Discover the money-saving and wealth-building secrets of America’s thriftiest people, the Amish.
Author, journalist, and descendant of the Amish, Lorilee Craker, was just like the rest of us, feeling the pinch from the financial fallout of 2008. As a freelancer, her income was going the way of the dodo—family dollars seemed like an extinct myth, the bank account some archeological evidence of past prosperity.
Then, inspired by a news segment covering her people, the Amish, and how they emerged from the economic crisis unscathed, she realized it was time to get back to her roots and learn a thing or two about their time-tested approach to personal finances. While the middle-class was wringing its hands over the family budget and the wealthy were weeping over their slashed portfolios, the Amish were content as always, spared from the cares of the world and worldliness. They not only had financial health to support their lives, they exuded a wholeness that eludes so many when the financial bottom drops out.
In Money Secrets of the Amish, readers go on an “Amish money makeover,” learning the choices, secrets, and disciplines that safeguarded the contentment and the coffers of America’s favorite plain folk by spending less, saving more, and getting happier doing it.
The Amish and their ways of saving and making money have always been of interest to me, so I wanted to read this book to see what it was about. True, it is about the author’s way of saving money and pinching pennies, and she is not Amish, she was born a Mennonite, but it is some very good ideas in this book. It would have been more interesting written by an actual Amish person, but until one breaks out and writes a book about money, this one is great to read!
A lot of these things I have heard about before, either from my grandparents and mom and dad, or from other sources, but its nice to have them all together in one book. Things like pay your bills on time to avoid extra charges, shopping at second hand stores and yard sales, using some of your ‘garbage’ such as egg cartons, all have been around for a while, and they are ideas a lot of people already use, but there are a few tips I hadn’t heard before. Also she has a lot about recycling, which is always helpful to learn how to use thing you would otherwise throw out.

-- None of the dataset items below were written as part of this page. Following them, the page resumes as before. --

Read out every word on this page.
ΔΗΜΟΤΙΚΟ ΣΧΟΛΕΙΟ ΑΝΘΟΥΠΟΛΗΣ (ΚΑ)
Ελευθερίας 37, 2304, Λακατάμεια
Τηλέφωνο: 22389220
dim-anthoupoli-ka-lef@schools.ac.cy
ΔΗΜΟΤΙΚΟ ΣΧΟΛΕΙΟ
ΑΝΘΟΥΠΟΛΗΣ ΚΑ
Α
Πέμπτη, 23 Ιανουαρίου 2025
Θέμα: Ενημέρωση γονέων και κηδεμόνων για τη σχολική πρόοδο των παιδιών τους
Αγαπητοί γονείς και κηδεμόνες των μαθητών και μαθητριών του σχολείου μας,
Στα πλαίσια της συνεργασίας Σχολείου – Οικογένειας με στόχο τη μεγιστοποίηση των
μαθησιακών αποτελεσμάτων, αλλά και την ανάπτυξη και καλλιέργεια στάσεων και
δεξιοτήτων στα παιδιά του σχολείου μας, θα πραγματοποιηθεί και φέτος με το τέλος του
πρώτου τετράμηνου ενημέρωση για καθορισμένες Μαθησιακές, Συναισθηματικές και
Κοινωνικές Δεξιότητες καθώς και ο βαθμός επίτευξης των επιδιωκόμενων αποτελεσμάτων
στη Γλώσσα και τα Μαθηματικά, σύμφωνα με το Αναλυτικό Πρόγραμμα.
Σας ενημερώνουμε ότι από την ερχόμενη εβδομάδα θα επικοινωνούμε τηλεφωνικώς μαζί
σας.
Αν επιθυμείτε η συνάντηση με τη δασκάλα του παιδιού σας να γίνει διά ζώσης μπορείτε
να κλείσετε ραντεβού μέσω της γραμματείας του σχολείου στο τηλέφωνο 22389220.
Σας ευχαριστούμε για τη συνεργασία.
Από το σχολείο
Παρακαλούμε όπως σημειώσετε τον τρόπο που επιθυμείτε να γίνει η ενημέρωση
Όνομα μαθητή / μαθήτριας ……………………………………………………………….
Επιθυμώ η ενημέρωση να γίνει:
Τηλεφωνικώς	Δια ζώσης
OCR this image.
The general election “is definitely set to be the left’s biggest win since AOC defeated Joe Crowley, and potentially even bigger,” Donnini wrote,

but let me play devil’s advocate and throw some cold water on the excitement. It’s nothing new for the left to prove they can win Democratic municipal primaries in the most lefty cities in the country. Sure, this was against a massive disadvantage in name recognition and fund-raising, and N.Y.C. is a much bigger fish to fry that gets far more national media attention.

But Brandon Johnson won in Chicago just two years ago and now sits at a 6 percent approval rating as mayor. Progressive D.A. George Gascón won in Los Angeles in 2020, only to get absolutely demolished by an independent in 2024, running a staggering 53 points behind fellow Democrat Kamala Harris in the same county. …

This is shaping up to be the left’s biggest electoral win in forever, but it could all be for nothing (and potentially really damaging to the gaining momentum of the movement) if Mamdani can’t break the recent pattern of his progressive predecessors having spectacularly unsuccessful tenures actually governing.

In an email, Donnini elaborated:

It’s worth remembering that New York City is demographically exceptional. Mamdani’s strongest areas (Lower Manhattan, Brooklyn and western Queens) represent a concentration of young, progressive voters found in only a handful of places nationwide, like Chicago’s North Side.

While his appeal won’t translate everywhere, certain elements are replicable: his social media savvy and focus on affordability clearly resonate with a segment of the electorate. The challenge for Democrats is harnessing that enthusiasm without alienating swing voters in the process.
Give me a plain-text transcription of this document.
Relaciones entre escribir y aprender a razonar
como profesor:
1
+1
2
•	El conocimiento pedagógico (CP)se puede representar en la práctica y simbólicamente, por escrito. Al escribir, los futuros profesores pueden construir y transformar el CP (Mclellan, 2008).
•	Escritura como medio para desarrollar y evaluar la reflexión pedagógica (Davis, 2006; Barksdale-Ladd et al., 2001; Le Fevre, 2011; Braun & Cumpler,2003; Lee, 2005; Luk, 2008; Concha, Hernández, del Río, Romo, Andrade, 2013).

Overall, I like this book. The author well organizes the book into sections that make it easy to find something you are looking for. And if you are one of these people that love finding ways to save money, this is a book you would like to have around. My son is trying to do better budgeting his money, and this is a helpful resource for him, learning how to pinch pennies. So go out and buy you a copy, and don’t just read it, do what it says, and you might just save a bit of money to pamper yourself with something you really don’t need, but just really want!!
I received this book free from the Thomas Nelson through the BookSneeze.com book review bloggers program. I was not required to write a positive review. The opinions I have expressed are my own. I am disclosing this in accordance with the Federal Trade Commission’s 16 CFR, Part 55.